Yasa’ya göre yangın güvenliği, binanın tasarım aşamasında başlayan bütüncül bir sistem. Bu sistemdeki tek bir eksiklik, tüm güvenlik önlemlerini işlevsiz hale getirebiliyor. Bu bütüncül sistem şu bileşenleri kapsıyor:

· Kaçış yolları ve merdivenleri
· Sprinkler ve yangın söndürme sistemleri
· Duman tahliye sistemleri
· Acil durum yönlendirme aydınlatmaları

Türkiye’deki Mevcut Tehlikeler: Depo Haline Gelen Kaçış Yolları

Uzman, Türkiye’deki en büyük pratik sorunlardan birine de dikkat çekti. Birçok binada, kaçış merdivenleri ve hollerinin depo olarak kullanıldığını belirten Yasa, bu durumun yangın anında geçişi tamamen engelleyebileceğini ve bu malzemelerin hızla tutuşabileceğini vurguladı.

Ayrıca, yangın güvenlik sistemlerinin bakım ve onarımlarının ihmal edildiğini, arızaların maliyet nedeniyle giderilmediğini, bu durumda sistemlerin tamamen devre dışı kaldığını söyledi.

Yönetmelik Değişti: Site ve Apartman Yöneticileri İçin Son Tarih 31 Aralık 2025

Hong Kong’daki felaketin ardından gündeme gelen bu uyarılar, Türkiye’deki yasal zeminle de örtüşüyor. 1 Temmuz 2025’te yürürlüğe giren Binaların Yangından Korunması Hakkında Yönetmelik değişikliği, mevcut tüm binalar için yeni zorunluluklar getirdi.

Söz konusu değişikliğe göre, 31 Aralık 2025 sonuna kadar aşağıdaki yükümlülüklerin yerine getirilmesi gerekiyor. Bu tarihten sonra yetkili idareler (belediyeler, itfaiye) denetim yapabilecek ve eksiklikler için idari yaptırım uygulanabilecek.

Kapsam: Hangi Binalar Etkileniyor?

· Yapı yüksekliği 30,5 metreyi geçen konut binaları (apartman, rezidans).
· İçinde 200’den fazla kişinin yaşadığı toplu konut alanları ve siteler.
· 50 kişiden fazla insan bulunan konut dışı yapılar (okul, hastane, otel, AVM vb.).

Getirilen Yeni Zorunluluklar:

· Yangın söndürme ve müdahale ekipmanlarının (TSE standartlarına uygun yangın tüpleri, hortumlar, ilk yardım çantaları vb.) temin edilmesi.
· Acil durum organizasyon ekiplerinin oluşturulması.
· Düzenli tatbikat ve eğitimlerin yapılması.

Yasa da tatbikatların önemine dikkat çekerek, “İçinde 200 kişiden fazla ikamet olan binalarda yılda en az bir kez tatbikat yapılması şart.
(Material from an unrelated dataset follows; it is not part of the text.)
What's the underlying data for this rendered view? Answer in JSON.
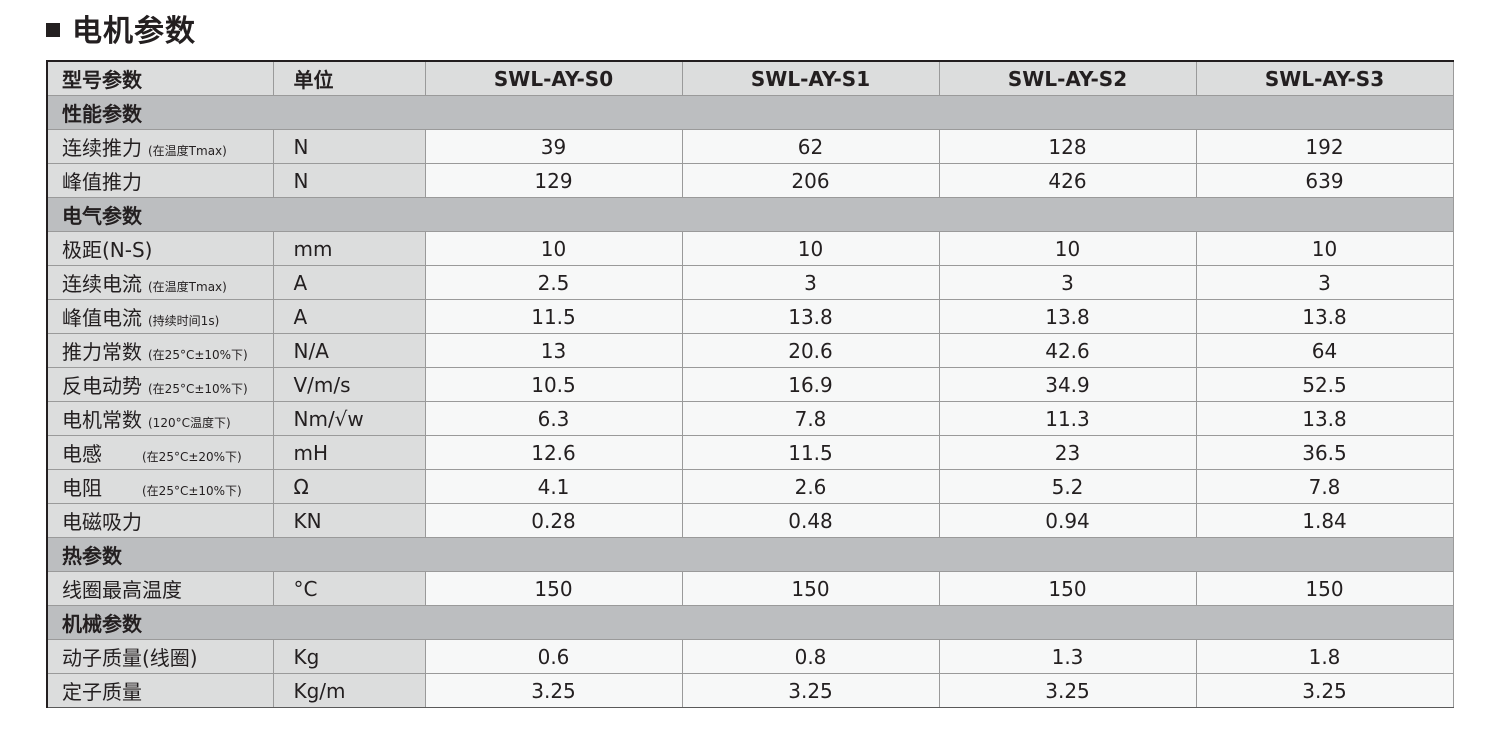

Bu tatbikatlardan bina yöneticileri ve bina sahipleri sorumludur” ifadelerini kullandı.

Bina Sakinleri Ne Yapmalı?

Uzmanlar ve yönetmelik, sorumluluğun büyük kısmını bina yönetimlerine ve malik temsilcilerine yüklüyor. Bina sakinlerinin ise talepkar ve takipçi olması hayati önem taşıyor. Kaçış yollarının açık tutulması konusunda bireysel olarak hassasiyet göstermek, yönetimi yangın güvenlik önlemleri, ekipman kontrolleri ve tatbikatlar konusunda sorgulamak alınabilecek temel önlemler arasında.